Automatic differentiation of nonsmooth iterative algorithms
This work provides foundational insights for differentiable programming in machine learning, particularly for optimization problems involving nonsmooth functions, though it is incremental in extending existing smooth AD theory.
The paper addresses the lack of theoretical understanding for automatic differentiation (AD) in nonsmooth iterative algorithms, characterizing the attractor set of such iterations as a set-valued fixed point under conservative derivatives, which leads to almost everywhere convergence of classical derivatives.
Differentiation along algorithms, i.e., piggyback propagation of derivatives, is now routinely used to differentiate iterative solvers in differentiable programming. Asymptotics is well understood for many smooth problems but the nondifferentiable case is hardly considered. Is there a limiting object for nonsmooth piggyback automatic differentiation (AD)? Does it have any variational meaning and can it be used effectively in machine learning? Is there a connection with classical derivative?
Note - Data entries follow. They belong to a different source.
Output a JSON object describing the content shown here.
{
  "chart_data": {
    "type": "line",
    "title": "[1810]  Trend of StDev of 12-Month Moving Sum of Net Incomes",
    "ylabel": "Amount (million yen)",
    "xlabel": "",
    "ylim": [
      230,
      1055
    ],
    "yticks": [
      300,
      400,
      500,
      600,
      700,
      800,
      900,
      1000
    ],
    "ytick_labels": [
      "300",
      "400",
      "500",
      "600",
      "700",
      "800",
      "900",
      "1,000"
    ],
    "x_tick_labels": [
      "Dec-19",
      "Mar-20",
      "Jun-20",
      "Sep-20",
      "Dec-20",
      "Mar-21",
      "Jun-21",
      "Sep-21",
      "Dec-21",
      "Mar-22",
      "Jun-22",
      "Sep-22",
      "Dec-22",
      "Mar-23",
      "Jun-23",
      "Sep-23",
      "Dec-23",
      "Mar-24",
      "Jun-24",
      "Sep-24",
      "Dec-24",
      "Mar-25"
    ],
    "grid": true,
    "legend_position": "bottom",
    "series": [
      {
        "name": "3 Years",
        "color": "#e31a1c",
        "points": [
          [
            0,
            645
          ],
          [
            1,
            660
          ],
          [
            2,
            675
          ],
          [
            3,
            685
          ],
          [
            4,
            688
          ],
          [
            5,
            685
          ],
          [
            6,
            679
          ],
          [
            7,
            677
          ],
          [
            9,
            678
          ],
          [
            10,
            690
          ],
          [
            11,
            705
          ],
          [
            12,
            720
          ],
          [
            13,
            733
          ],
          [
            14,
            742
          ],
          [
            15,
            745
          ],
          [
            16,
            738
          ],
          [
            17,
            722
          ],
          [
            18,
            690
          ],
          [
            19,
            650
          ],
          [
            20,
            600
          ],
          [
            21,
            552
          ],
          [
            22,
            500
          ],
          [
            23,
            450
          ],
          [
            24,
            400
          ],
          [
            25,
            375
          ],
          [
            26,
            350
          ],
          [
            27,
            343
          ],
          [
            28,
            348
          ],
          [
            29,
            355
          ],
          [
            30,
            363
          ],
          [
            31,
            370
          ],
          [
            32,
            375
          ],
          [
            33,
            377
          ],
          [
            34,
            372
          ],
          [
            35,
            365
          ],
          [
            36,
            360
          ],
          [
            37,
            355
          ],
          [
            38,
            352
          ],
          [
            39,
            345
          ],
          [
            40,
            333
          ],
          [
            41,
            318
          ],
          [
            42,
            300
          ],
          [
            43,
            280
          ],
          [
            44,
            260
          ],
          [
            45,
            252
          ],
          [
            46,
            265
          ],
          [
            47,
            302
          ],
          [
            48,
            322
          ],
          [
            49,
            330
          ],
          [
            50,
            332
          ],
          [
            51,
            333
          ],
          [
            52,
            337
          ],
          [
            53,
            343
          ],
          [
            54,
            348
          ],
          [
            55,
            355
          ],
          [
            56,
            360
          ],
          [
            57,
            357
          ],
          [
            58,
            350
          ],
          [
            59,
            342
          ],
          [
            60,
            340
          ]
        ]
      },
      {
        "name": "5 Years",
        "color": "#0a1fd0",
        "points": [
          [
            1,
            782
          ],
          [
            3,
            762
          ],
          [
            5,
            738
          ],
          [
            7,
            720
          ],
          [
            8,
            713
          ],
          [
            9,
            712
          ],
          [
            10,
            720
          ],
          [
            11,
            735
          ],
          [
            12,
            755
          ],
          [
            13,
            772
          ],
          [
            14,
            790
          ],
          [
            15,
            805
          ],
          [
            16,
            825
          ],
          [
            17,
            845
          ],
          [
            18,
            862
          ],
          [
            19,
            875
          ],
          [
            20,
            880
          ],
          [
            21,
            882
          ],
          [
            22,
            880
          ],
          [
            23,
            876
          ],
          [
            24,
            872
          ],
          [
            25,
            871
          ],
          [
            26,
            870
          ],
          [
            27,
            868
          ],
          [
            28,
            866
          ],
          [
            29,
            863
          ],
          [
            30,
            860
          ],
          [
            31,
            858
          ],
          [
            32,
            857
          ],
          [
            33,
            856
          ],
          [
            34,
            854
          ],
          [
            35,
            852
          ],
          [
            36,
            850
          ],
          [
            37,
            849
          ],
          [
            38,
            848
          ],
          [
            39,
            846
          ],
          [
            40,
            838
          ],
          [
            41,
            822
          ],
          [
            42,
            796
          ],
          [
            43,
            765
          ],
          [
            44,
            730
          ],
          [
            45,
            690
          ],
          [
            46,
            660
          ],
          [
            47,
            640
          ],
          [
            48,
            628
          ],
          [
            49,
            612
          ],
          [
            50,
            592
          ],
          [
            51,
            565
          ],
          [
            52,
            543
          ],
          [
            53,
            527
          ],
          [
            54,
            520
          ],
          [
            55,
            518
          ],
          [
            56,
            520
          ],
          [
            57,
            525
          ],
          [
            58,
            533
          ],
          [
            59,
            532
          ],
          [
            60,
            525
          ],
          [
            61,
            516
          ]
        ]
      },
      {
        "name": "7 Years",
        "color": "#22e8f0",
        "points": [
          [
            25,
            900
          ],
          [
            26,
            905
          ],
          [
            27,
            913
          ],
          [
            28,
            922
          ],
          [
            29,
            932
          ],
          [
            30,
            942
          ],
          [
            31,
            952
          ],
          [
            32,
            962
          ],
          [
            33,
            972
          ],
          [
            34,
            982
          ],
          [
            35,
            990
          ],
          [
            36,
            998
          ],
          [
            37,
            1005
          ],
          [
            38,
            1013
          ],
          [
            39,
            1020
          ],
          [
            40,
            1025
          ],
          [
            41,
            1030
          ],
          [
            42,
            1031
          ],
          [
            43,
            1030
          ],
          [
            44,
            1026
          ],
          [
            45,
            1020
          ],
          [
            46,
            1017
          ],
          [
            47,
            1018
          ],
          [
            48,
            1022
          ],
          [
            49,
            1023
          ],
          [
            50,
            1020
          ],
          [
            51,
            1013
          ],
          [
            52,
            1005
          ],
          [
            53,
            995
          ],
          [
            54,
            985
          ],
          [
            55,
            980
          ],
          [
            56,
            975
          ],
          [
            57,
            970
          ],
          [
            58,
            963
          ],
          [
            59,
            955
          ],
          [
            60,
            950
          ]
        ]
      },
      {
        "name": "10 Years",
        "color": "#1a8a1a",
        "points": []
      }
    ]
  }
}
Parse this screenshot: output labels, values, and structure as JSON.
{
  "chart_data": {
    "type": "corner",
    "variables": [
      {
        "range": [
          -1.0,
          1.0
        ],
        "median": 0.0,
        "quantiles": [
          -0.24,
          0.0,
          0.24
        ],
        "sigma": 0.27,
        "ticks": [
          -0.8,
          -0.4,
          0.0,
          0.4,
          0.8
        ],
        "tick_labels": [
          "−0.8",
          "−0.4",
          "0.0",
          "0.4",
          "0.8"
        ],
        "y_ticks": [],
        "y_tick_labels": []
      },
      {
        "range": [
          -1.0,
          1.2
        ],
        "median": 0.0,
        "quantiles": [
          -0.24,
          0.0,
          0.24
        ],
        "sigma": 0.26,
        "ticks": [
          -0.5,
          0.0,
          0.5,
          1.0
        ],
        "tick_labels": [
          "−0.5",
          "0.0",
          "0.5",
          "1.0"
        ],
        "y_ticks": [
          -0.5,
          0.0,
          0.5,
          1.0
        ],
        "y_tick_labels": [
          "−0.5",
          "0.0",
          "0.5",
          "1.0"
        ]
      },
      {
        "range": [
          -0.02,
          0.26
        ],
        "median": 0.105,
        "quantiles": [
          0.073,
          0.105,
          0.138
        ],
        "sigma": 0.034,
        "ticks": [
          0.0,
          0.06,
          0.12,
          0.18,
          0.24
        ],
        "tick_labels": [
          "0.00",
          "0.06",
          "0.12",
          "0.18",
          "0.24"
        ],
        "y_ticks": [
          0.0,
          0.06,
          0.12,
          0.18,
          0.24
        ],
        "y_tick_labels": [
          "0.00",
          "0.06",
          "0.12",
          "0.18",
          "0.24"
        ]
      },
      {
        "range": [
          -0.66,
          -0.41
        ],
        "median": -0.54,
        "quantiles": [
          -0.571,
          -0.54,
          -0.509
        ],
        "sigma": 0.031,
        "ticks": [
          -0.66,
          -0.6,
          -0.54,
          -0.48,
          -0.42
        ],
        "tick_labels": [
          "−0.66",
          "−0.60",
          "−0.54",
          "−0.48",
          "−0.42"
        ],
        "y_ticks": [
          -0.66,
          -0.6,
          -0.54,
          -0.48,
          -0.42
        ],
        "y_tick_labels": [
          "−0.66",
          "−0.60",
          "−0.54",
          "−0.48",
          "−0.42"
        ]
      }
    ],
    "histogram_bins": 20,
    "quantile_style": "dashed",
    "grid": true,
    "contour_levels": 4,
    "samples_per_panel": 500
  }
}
All these questions are addressed under appropriate nonexpansivity conditions in the framework of conservative derivatives which has proved useful in understanding nonsmooth AD. For nonsmooth piggyback iterations, we characterize the attractor set of nonsmooth piggyback iterations as a set-valued fixed point which remains in the conservative framework. This has various consequences and in particular almost everywhere convergence of classical derivatives. Our results are illustrated on parametric convex optimization problems with forward-backward, Douglas-Rachford and Alternating Direction of Multiplier algorithms as well as the Heavy-Ball method.